WASHINGTON (JTA) — The American studies departments of Brandeis University and Penn State Harrisburg withdrew from the American Studies Association after it voted to boycott Israeli universities.
“We view the recent vote by the membership to affirm an academic boycott of Israel as a politicization of the discipline and a rebuke to the kind of open inquiry that a scholarly association should foster,” Brandeis University said in a statement Wednesday.
“We remain committed to the discipline of American Studies but we can no longer support an organization that has rejected two of the core principles of American culture — freedom of association and expression,” it said.

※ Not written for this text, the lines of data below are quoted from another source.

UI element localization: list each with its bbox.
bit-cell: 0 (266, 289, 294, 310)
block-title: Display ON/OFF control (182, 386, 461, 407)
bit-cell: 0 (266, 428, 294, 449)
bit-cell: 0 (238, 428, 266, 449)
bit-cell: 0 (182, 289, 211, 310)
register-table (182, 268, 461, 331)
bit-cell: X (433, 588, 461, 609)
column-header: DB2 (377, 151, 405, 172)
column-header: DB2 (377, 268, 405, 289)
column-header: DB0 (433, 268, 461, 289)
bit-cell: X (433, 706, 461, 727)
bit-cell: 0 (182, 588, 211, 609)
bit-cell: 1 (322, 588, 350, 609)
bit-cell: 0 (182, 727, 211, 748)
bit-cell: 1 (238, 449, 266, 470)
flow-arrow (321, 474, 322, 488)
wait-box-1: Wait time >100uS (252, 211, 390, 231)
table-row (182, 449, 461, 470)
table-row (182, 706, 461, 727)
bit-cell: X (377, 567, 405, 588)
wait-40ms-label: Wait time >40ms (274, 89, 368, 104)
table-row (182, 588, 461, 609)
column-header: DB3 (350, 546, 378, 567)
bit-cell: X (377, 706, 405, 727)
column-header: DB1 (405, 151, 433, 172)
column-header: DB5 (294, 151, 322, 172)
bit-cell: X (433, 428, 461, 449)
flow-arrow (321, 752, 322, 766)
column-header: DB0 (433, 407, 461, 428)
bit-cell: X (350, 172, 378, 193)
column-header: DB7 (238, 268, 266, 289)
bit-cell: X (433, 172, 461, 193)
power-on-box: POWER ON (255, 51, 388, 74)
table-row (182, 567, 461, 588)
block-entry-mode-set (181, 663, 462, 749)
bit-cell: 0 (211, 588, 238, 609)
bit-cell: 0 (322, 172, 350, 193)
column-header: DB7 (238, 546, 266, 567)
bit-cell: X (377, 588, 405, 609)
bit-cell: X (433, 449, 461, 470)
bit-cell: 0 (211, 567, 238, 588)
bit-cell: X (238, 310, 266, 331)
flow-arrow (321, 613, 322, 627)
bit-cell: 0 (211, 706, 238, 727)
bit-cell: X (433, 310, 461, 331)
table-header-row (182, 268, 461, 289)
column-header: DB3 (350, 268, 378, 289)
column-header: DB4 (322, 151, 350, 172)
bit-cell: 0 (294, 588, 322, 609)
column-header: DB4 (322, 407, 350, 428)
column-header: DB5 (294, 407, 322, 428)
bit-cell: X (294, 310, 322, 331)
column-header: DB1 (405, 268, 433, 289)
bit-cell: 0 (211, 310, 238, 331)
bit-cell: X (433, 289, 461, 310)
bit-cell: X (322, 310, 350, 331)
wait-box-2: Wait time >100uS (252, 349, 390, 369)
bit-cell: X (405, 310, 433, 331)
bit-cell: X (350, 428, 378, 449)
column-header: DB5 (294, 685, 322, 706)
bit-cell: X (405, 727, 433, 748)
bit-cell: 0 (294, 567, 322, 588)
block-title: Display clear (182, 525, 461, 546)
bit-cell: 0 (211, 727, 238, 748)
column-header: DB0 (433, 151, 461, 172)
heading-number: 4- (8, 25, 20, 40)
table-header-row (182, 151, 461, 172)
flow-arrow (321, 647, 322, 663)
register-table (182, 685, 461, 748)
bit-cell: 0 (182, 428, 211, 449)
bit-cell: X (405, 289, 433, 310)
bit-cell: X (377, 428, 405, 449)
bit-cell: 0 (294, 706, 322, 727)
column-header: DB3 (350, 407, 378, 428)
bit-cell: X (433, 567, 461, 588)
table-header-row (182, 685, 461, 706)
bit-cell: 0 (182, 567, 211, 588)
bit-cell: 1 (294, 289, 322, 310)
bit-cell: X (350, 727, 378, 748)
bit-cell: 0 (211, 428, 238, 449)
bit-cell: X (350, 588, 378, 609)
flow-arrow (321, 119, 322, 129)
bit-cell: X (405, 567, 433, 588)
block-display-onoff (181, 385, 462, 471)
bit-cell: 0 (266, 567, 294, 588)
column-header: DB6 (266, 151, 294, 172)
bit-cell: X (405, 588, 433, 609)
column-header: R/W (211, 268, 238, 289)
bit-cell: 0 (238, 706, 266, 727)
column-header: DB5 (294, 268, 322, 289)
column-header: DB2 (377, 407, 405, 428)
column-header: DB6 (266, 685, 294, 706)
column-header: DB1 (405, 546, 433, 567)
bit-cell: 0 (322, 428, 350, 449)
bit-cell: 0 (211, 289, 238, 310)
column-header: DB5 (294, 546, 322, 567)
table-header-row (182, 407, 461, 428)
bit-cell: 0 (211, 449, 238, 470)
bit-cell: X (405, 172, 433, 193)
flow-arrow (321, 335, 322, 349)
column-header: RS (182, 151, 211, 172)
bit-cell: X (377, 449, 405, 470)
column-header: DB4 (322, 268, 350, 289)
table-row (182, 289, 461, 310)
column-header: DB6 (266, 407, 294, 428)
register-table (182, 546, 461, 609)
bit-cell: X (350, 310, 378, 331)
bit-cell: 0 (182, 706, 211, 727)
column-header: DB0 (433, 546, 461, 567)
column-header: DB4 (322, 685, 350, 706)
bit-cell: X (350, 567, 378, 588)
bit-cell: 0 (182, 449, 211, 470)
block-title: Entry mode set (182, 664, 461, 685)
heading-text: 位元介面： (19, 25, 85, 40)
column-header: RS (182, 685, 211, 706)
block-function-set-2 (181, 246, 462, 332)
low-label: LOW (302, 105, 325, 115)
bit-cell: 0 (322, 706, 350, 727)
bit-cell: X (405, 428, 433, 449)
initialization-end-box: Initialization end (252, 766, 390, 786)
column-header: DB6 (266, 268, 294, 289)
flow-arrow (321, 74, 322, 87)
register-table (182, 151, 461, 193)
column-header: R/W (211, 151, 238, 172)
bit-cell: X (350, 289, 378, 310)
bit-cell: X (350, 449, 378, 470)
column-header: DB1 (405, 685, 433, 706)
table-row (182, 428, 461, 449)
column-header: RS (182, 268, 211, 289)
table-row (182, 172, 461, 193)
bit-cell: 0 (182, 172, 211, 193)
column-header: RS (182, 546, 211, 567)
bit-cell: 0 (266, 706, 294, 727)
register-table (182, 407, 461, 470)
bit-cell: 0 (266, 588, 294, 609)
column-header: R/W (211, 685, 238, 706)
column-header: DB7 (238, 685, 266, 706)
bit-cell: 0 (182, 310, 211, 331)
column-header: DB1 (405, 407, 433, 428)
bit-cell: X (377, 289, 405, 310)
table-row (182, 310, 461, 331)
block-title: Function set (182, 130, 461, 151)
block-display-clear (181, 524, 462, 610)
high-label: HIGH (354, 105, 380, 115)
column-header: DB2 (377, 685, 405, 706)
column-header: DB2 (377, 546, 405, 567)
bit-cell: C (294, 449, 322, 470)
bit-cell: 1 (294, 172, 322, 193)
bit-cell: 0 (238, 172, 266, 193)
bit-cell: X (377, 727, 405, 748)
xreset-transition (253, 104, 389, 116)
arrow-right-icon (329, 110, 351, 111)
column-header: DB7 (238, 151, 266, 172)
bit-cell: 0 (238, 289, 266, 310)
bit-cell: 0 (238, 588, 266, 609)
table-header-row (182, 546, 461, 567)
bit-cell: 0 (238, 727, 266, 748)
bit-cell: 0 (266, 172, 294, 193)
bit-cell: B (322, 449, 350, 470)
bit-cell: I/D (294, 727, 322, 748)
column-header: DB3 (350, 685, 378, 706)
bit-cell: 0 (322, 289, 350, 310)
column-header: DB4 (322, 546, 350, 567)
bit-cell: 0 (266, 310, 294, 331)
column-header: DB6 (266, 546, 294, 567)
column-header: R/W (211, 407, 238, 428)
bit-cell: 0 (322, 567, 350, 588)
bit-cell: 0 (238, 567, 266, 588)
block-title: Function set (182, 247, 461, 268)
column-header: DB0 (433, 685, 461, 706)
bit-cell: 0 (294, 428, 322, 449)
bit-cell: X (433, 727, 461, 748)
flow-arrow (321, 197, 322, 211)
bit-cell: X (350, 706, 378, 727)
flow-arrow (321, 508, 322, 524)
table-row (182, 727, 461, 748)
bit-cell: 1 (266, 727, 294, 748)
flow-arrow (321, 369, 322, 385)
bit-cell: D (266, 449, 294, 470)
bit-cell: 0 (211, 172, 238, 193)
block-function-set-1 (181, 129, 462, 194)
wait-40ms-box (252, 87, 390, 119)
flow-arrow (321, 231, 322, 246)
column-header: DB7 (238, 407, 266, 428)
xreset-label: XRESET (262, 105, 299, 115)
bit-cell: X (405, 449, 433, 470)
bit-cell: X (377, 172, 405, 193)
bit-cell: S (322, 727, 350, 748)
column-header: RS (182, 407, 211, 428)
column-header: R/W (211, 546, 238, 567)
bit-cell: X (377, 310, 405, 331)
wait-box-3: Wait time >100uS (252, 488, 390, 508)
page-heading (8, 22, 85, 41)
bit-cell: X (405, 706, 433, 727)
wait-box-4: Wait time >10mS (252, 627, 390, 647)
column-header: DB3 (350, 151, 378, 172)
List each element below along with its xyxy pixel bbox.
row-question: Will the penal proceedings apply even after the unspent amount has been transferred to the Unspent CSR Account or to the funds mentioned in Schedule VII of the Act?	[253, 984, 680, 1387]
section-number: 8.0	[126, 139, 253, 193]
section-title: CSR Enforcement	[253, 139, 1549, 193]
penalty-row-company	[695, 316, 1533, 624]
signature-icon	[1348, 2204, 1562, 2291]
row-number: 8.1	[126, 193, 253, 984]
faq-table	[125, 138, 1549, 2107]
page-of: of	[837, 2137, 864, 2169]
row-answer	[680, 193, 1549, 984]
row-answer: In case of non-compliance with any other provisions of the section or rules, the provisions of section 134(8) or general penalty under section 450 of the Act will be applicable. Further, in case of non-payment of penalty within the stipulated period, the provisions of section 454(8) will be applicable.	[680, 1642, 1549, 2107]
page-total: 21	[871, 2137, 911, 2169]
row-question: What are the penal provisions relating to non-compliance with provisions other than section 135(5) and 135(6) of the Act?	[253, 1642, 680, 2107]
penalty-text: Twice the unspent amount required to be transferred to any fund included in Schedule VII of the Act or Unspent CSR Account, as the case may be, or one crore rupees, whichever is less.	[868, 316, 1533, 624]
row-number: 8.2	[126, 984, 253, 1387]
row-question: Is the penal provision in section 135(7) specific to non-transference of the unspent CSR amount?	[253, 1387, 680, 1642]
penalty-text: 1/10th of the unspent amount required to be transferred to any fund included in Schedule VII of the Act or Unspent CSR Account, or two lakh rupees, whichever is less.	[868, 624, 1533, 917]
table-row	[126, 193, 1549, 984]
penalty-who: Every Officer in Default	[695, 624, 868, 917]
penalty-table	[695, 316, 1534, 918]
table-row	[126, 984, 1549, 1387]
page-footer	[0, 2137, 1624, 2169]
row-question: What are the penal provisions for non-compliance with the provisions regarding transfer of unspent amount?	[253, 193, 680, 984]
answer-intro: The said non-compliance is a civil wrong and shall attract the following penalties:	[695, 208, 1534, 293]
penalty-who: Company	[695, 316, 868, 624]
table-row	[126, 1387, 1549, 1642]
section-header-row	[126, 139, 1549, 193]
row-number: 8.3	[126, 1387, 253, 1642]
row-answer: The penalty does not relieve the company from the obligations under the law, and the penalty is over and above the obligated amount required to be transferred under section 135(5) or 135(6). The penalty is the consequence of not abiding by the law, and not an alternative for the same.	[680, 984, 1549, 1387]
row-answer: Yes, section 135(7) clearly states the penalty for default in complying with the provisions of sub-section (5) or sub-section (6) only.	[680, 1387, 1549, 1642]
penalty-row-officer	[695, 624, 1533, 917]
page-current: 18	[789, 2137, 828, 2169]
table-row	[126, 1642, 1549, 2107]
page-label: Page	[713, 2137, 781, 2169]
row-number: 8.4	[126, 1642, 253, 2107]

Penn State Harrisburg in a statement obtained by the Legal Insurrection blog said: “In the wake of the passage of the resolution by the ASA to boycott Israeli institutions, which programs and departments such as Penn State Harrisburg’s program in American Studies consider to curtail academic freedom and undermine the reputation of American Studies as a scholarly enterprise, the chair of the American Studies program at Penn State Harrisburg plans to drop its institutional membership and will encourage others to do so.”
Its department chairman, Simon Bronner, attended the ASA session in November that included a discussion of the boycott.
The boycott, approved in an online canvassing of the ASA membership that ended Dec. 15, targets universities, not individuals, and is not binding on ASA members.